At present, interconnection between optical components and standard electronic components is a difficult task which is expensive. Generally, the interconnection or integration of optical components and standard electrical components is achieved manually or semiautomatically, thereby making the integration complex, inefficient, and not suitable for high volume manufacturing. Since the integration of optical components and electrical components is not suitable for high volume manufacturing, manufacture of systems and products that would utilize advantages of both optics and electronics synergistically are generally not manufactured.
Conventionally, interconnection between optical components and standard electronics is achieved by carefully aligning a working portion of a photonic device to an optically conductive means and subsequently affixing the working portion of the photonic device to the conductive means, thereby optically coupling the conductive means to the photonic device. The photonic device is then electrically coupled to standard electrical components; however, as with the coupling of the working portion of the photonic device to the conducting means, the electrical coupling is achieved manually, thereby providing several problems, such as being extremely labor intensive, costly, inaccuracy of alignment. Thus, conventional interconnection methods and structures for optical and standard electronic components are not suitable for high volume manufacturing. Further, since conventional methods and structures are not suitable for high volume manufacturing, products capable of using the advantages of both optical components and electrical components are not manufactured. Thus, products utilizing the synergistic advantages of both optics and electronics are not realized.

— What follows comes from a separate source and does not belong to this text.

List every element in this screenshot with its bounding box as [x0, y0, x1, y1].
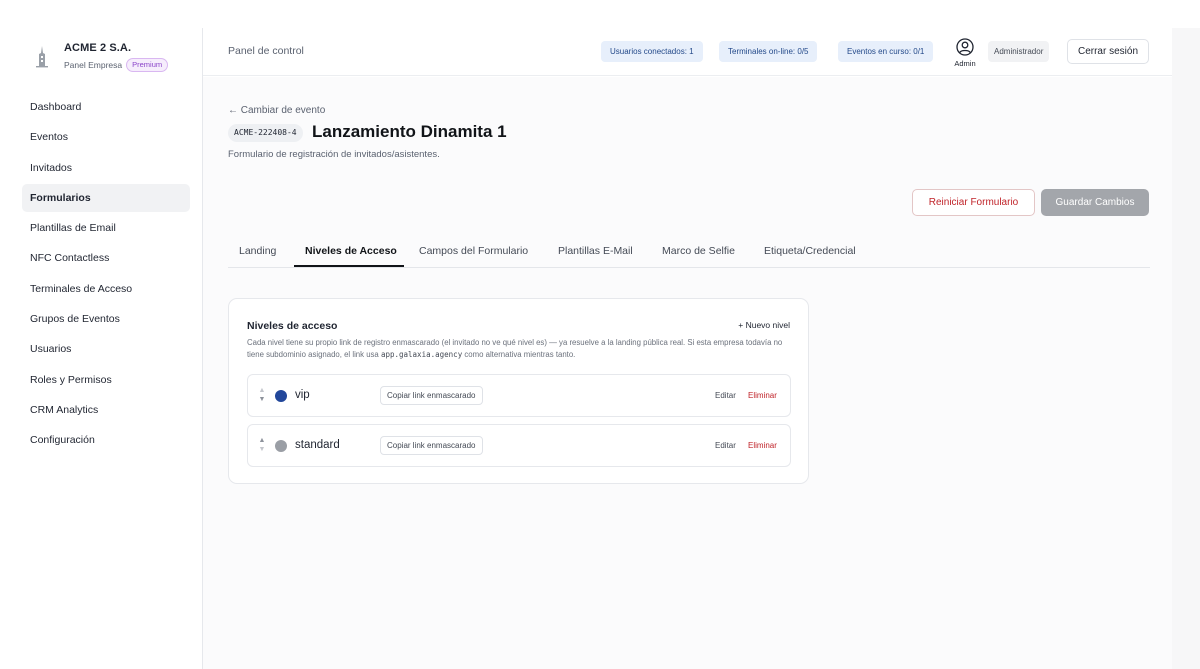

At present, with the difficulty of integrating optical and electronic components, integration of optical and electronic components that are at a substrate or board level is also a difficult task.
It can be readily seen that conventional methods and structures for integrating photonic and electrical components have severe limitations which prevents realization of advantages of both photonic and electrical components. Also it is evident that the conventional methods and structures are not only complex and expensive, but also not effective for high volume manufacturing. Therefore, a method and structure for facilitating the integration of photonic devices and standard electrical components, as well as integration at a board or substrate level would be highly desirable.